The way I express my passion for the City’s rooftop culture is by writing about it and sharing my
discoveries of what is going on up there with you. But if I had fine art talent and craftsmanship skills like Nancy Nicholson, I’d celebrate rooftops as she does – in beautifully detailed and designed stained glass.
Nancy, a bright-eyed woman with unbounded energy, works in an American Can Factory Brooklyn studio filled with a mind boggling assortment of tools, thousands of glass and lead pieces, and her own kiln. She studied stained glass technique at art college and worked restoring stained glass for years. She has mastered and employs various stained glass techniques, some of which have been used since medieval times, and other, “newer ones,” that may be just a century or two old.
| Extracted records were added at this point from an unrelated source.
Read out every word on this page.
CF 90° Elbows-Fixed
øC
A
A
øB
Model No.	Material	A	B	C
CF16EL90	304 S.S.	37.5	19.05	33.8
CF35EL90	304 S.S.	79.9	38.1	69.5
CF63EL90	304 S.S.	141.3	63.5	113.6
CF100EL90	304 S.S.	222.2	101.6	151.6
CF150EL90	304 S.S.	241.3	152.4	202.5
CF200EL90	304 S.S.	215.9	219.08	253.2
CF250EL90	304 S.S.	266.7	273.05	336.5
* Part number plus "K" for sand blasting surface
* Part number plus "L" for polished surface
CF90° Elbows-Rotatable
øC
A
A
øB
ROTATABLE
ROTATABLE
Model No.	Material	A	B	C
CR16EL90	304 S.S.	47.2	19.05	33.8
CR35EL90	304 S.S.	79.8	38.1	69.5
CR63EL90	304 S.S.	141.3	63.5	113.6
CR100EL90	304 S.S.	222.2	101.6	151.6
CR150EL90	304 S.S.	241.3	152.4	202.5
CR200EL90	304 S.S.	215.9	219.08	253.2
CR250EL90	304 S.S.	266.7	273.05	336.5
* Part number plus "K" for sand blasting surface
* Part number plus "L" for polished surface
She creates art pieces that are deeply ancient and completely modern at the same time.
Truly, what initially caught my attention about Nancy’s work is that she loves iconic urban settings, as I do, and often chooses them as her subject matter. She depicts roofscapes, many with NYC’s beloved cedar water tanks, with her artist’s eye, capturing the balance of elements that makes New York City (and other post-industrial cities that she has rendered in glass) so recognizable and so beloved. Ms. Nicholson takes familiar scenes and shows us the beauty of the gritty, gorgeous City that endlessly feeds our hearts and imaginations.
The water tower in glass – it is really great. Love it!
The urban Tiffany — beautiful!
How did I miss this for so long? I love the aritst’s work. A Nancy, of course.
Oh, and Happy Birthday today!!
Really like Nancy’s work, glass in lead is so cool!